The tournament hosted by Central started with just four schools four years ago, but has expanded to 14. There are more than 30 unified teams statewide, said NJSIAA assistant executive director Allan Stumpf, the former Voorhees High School athletic director.

“It’s designed to give students with intellectual disability the true high school experience,” said Stumpf, who supervises the program for the state association. “It breaks down barriers.”

Hunterdon Central started its program last year. Voorhees and Delaware Valley also have teams.

“I wish I could have started this 20 years ago, and I’ve been here for 20 years,” said Hunterdon Central coach Richard Monacchio, a child study team member and social worker at the school.

General education players are known as partners, and the special education students as athletes, Monacchio said. They all practice together.

If a team takes advantage of its general education players, supervisors like longtime official Charlie Zielinski politely reminds a coach the objective of it all – to play fair with a commitment to good sportsmanship.

“It’s awesome, it’s absolutely a great experience and wonderful to see the combined unified team,” said Monacchio.

“It’s wonderful to see the combined unified team with our general education kids and our special ed population,” said Moorestown High principal Drew Seibel.

The Hunterdon Central and Voorhees unified teams were both looking to advance in the tournament that was scheduled to end with the Unified title game at the Rutgers Athletic Center March 22 before the state association’s girls and boys Tournament of Champions finals. However, because of the coronavirus outbreak, all NJSIAA events were cancelled a couple weeks ago.

The disappointment of not continuing the tournament was obvious.

“These kids absolutely live for this,” said Monacchio. "If they could do it all year they would.”

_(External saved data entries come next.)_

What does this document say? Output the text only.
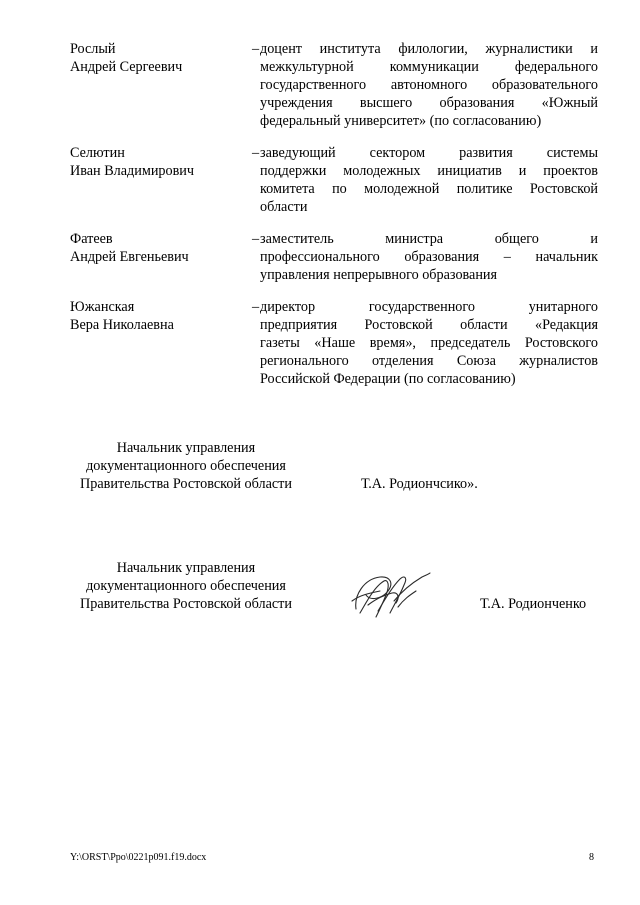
Рослый
Андрей Сергеевич
– доцент института филологии, журналистики и
межкультурной коммуникации федерального
государственного автономного образовательного
учреждения высшего образования «Южный
федеральный университет» (по согласованию)
Селютин
Иван Владимирович
– заведующий сектором развития системы
поддержки молодежных инициатив и проектов
комитета по молодежной политике Ростовской
области
Фатеев
Андрей Евгеньевич
– заместитель министра общего и
профессионального образования – начальник
управления непрерывного образования
Южанская
Вера Николаевна
– директор государственного унитарного
предприятия Ростовской области «Редакция
газеты «Наше время», председатель Ростовского
регионального отделения Союза журналистов
Российской Федерации (по согласованию)
Начальник управления
документационного обеспечения
Правительства Ростовской области	Т.А. Родиончсико».
Начальник управления
документационного обеспечения
Правительства Ростовской области	Т.А. Родионченко
Y:\ORST\Ppo\0221p091.f19.docx	8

Moorestown won the state championship two seasons ago. The state champs were chosen to play in the Special Olympics 2018  USA Games in Seattle, and won the gold medal.

Seibel has been among those at the forefront of the program that also includes soccer in the fall, bowling in the winter and track and field in the spring. Seibel said Moorestown has enough athletes to fill the rosters of three or four teams.

“We were looking for something to give our students with special needs an opportunity to be included with their peers, we trusted the system,” he said. “We have had tremendous support from the community.”

David Givler, a special education teacher at Mount Olive High School, was one of the certified officials that volunteered to work the games.

“This is so much fun, and it’s cool to see the helpers out there, (up to two general education partners can be on the court),  working together and the joy the helpers have,” he said.

Hunterdon Central avenged two regular season losses to West Morris in the first round of the tournament.

“The kids rose to the occasion,” said Monacchio.

Central’s season was ended in the second round by Moorestown. Voorhees was beaten in the first round by Cherokee.